I remember taking molly when it was called ecstasy. Molly referred to powder that was the purest form of MDMA, which was a rare get when I was going to raves. I highly doubt the molly that is currently going around now is pure MDMA. People cut drugs with so much garbage like meth and coke that it’s almost impossible to know if what you’re taking is pure MDMA, or even ecstasy at all. Easy solution: just don’t do them. I HATE that Miley Cyrus talks about molly. She has no idea how much of an influence she has on younger girls. Molly is so fucking bad for you and has horrendous long term effects. Just ask my raver friend from high school who has taken hundreds of pills and has holes in his brain.
I’m lucky that I never got too deep into the drug scene. I’d probably need a permanent IV of Zoloft had I “rolled” at every rave I went to. I was an angst-y control freak during my teens so I was always driving my friends to Chicago and Detroit on the weekends. I prided myself on avoiding drugs because I had to be the responsible one who figured out directions to these secret parties.

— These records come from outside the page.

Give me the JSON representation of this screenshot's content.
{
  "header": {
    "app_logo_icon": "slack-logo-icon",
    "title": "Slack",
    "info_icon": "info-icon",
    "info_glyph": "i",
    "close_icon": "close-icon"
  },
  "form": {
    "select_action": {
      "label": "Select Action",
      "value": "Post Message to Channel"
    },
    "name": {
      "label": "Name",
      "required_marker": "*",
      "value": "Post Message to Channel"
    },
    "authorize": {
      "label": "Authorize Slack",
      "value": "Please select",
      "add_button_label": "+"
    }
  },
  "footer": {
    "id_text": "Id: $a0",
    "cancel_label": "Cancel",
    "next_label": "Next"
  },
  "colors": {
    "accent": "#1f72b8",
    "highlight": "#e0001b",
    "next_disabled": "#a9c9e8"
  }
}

When I was fifteen, before I had my driver’s license, and at the beginning of my raving days, I took the train to Chicago with my two friends to stay at their sister’s house for the weekend. We really wanted to see the movie “Groove,” which wasn’t playing in Kalamazoo, and there was also a huge rave happening that weekend. We had a flyer for the party called something like “Fantazia” or “Happy Vibes.” I remember Paul Oakenfold being the DJ, who I wanted to see the most since “Tranceport” was my favorite album in 1999. There were probably other DJs like Paul Johnson or DJ Funk there too, I can’t remember. I was such a raver, you guys. Please don’t judge me. My two friends and I took a cab to the rave all the way on the Southside of Chicago in some dingy warehouse. We paid thirty dollars to get in and it was so amazing. I thought ravers were the coolest people ever. Looking back, I’m sure they wondered what the fuck a zit-faced fifteen year old with braces was doing there. I had my giant UFO parachute pants on and adidas visor to compliment my homemade beaded glow-in-the-dark bracelets.

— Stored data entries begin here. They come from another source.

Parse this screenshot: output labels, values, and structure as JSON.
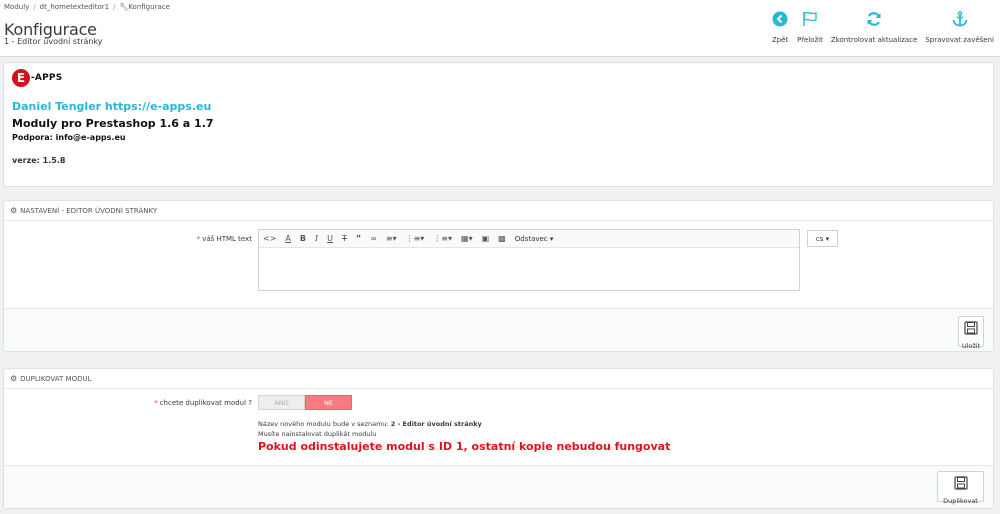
{
  "header": {
    "breadcrumb": [
      "Moduly",
      "dt_hometexteditor1",
      "Konfigurace"
    ],
    "title": "Konfigurace",
    "subtitle": "1 - Editor úvodní stránky",
    "toolbar": [
      {
        "label": "Zpět",
        "icon": "arrow-left-circle-icon"
      },
      {
        "label": "Přeložit",
        "icon": "flag-icon"
      },
      {
        "label": "Zkontrolovat aktualizace",
        "icon": "refresh-icon"
      },
      {
        "label": "Spravovat zavěšení",
        "icon": "anchor-icon"
      }
    ]
  },
  "info": {
    "logo_letter": "E",
    "logo_text": "-APPS",
    "author": "Daniel Tengler https://e-apps.eu",
    "modules": "Moduly pro Prestashop 1.6 a 1.7",
    "support": "Podpora: info@e-apps.eu",
    "version": "verze: 1.5.8"
  },
  "settings": {
    "heading": "NASTAVENÍ - EDITOR ÚVODNÍ STRÁNKY",
    "html_label": "váš HTML text",
    "format_label": "Odstavec",
    "lang": "cs",
    "save_label": "Uložit"
  },
  "duplicate": {
    "heading": "DUPLIKOVAT MODUL",
    "question": "chcete duplikovat modul ?",
    "yes": "ANO",
    "no": "NE",
    "selected": "NE",
    "note_prefix": "Název nového modulu bude v seznamu:",
    "note_name": "2 - Editor úvodní stránky",
    "note2": "Musíte nainstalovat duplikát modulu",
    "warning": "Pokud odinstalujete modul s ID 1, ostatní kopie nebudou fungovat",
    "button_label": "Duplikovat"
  },
  "colors": {
    "accent": "#25b9d7",
    "danger": "#e3101e",
    "toggle_no": "#f87a82"
  }
}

Paul Oakenfold played his remix of Radiohead’s Street Spirit, which was my jam! My friends and I were having a blast, and I was partying with the twenty-year-old raver guys from Kalamazoo I had crushes on. I was such a dork. After the party ended at around 6am, my two friends and I needed a ride back and we found some really nice strangers (nice = on tons of ecstasy) who offered us a ride back but were having an after party at their house. Of course we went to the party.
I was sitting on the couch with my two friends being uncomfortable and shy, while the Chicago raver kids danced around to music. They played the Wisdome remix of Michael Jackson’s Off The Wall, which I ended up listening to religiously over the next year. I know so much useless knowledge about rave music during 1998-2002. I would be so good at the Trivial Pursuit Rave Edition if there was one. A guy at the party asked my friends and I if we wanted pills. He showed us a plastic bag full of little white pills with buddhas imprinted on them. I said no, because I had never done it, but was easily talked into it. I was so impressionable and adorable at fifteen. I swallowed the pill with my two other friends (one of whom later said he faked taking it because he wanted to be coherent if anything shady happened, whatta guy!) and after about twenty minutes I was totally fucked up.
It was 7am and the sun was coming up. The shades were pulled over the windows because to us it was still night. The next few hours were a blur of sweating, dancing, drinking water, and breathing in vicks vapor rub from a paper surgical mask. I turned into a full-blown ecstasy user within hours. My pupils were ridiculously large. Every sound that went into my brain felt warm and fuzzy. The only way to explain it is pure euphoria. I’m not going to lie, it was one of the greatest feelings I’ve ever experienced. My teenage brain was flooded with serotonin and all my hatred for everything turned into love. It was scary that my brain was capable of feeling like that. I can’t even imagine how heroin must feel.
As soon as the ecstasy started to wear off, so did my comfort. I snapped back into real life pretty quickly and was physically exhausted. My pupils remained huge for the next few hours. My jaw hurt from doing that whole teeth clenching crack head thing. We got a ride back to my friend’s sister’s house around noon and showed up looking like we hadn’t slept in days. I felt so uncomfortable and had horrible anxiety. We missed our train and had to get tickets for the next one. The two-hour train ride back to Kalamazoo was miserable. I sat there staring at the back of the seat in front of me, listening to my discman that had the Trainspotting soundtrack in it. New Order– Tempation, and Underworld– Born Slippy are still two of my favorite songs.
I took ecstasy a few more times and had really great, fun times with friends, but was (thankfully) wise enough to know how much damage it could cause. Ultimately, ecstasy ended up being the cause of the worst day of my life, involving drug dealers, a rave with GZA and Q-Bert, my friend being hospitalized, and a backpack full of money. I was only seventeen. I have no idea how I’m still alive.